I thrust at Silas the Piercing Wail with Intemperance. The man didn’t attempt to avoid the blow, letting me run him through with the flaming sword. I could smell the scent of burning flesh as he began to scream.
Agonized Cries
My new armor helped, I could feel the darkness absorbing some of that sound and sending it away into the void. It couldn’t get all of it, the wail tore through flesh and bone. It was like a grindstone crushing my innards and I collapsed to the ground.
I wasn’t the only one affected, Ashley too was staggering backward with a dazed look.
Hail of Blood
The blood seeping from the Bloodwitch’s open wounds spun through the air like a thing alive and turned into tiny frozen spears which pelted Ashley. Where each of them touched her armor or flesh, it began to sizzle and melt.
That was two of these enemies using our own attacks against us. Liara had been expecting us to come on the offensive, she was ready
for it.
Leosi alone was untouched by the screams. Even the spiders covering Maria were writhing in torment. The ritual of numbing he’d invoked must have rendered him immune to pain. I wish he’d chosen to share that much preparation with the rest of us.
Leosi had drawn a sword I didn’t recognize, the edge glistening with a brilliant gleam. He swung at Liara, who reached out to grab the blade with her bare hand. It was the move of someone who knew her strength, but a moment later she staggered backward. Where her palm met the blade, the flesh had changed from perfect total darkness to the white of marble.
“What have you done, Lion?” Liara said, her voice cold and dangerous.
“I’ve done as I always do. I’ve come prepared. I don’t need to kill you, Liara. I need to change you. The blade of the sun containing all of the power of that light,” Leosi said, as they circled each other.
In daylight Liara changed aspects and was devoted to pleasure instead of suffering. Leosi was trying to change her. It was a bold plan. I might not like him, but he truly was a brilliant tactician.
Liara tilted her head. “My respect, Lion. You could never have killed me, but you might have accomplished this.”
Leosi was not letting himself get distracted and he pivoted with a thrust that should have impaled Liara.
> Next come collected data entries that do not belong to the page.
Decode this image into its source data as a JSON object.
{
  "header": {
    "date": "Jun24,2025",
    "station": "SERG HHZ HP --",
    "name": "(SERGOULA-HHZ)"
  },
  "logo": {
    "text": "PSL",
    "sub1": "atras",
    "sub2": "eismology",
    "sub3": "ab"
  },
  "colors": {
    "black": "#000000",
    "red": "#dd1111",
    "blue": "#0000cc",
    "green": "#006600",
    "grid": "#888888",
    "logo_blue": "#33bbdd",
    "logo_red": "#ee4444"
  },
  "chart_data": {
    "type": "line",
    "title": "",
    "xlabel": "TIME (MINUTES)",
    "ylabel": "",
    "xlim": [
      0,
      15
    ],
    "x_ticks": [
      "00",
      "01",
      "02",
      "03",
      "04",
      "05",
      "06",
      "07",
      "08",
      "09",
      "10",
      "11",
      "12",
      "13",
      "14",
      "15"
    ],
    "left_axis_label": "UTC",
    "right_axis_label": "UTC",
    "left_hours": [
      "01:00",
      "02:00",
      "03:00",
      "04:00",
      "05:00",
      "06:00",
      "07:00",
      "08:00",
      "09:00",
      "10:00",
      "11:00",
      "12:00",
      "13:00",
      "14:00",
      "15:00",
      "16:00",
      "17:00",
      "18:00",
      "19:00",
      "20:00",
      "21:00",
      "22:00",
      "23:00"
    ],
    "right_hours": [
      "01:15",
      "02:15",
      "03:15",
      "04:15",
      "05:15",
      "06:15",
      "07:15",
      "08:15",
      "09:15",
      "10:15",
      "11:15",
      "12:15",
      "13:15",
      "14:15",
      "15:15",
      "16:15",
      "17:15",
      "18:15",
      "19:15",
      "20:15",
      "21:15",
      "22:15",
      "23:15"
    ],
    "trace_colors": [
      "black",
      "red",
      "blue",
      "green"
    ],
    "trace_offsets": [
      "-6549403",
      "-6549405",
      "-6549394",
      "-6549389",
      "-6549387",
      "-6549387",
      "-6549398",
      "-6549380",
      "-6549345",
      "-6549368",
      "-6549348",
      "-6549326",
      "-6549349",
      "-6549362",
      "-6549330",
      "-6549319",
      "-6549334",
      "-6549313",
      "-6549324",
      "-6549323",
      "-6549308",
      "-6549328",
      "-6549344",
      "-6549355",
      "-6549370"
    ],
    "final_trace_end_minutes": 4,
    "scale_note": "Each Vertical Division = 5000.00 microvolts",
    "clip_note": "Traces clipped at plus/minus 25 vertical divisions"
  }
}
Despite knowing what would happen she again caught the blade, with both hands this time, and held it.
The two stood there with locked gazes, Liara’s arms trembling as white oozed through them. Transforming her by degrees.
“What are you doing? You could have dodged that,” Leosi said.
“Brave Lion. Do not forget we both need to fear the light,” Liara said, and with her massive strength snapped the sword in two.
Light exploded in the room. The very essence of sunlight as the full magic of the sword was released in one singular explosion.
It was like a switch had been flicked. Liara was again bleached completely white, a vivid contrast to the dark room.
Leosi was back on the Crucible Shard which meant his vampiric nature was in full effect. Leosi being a vampire in a sunstorm. Leosi burned.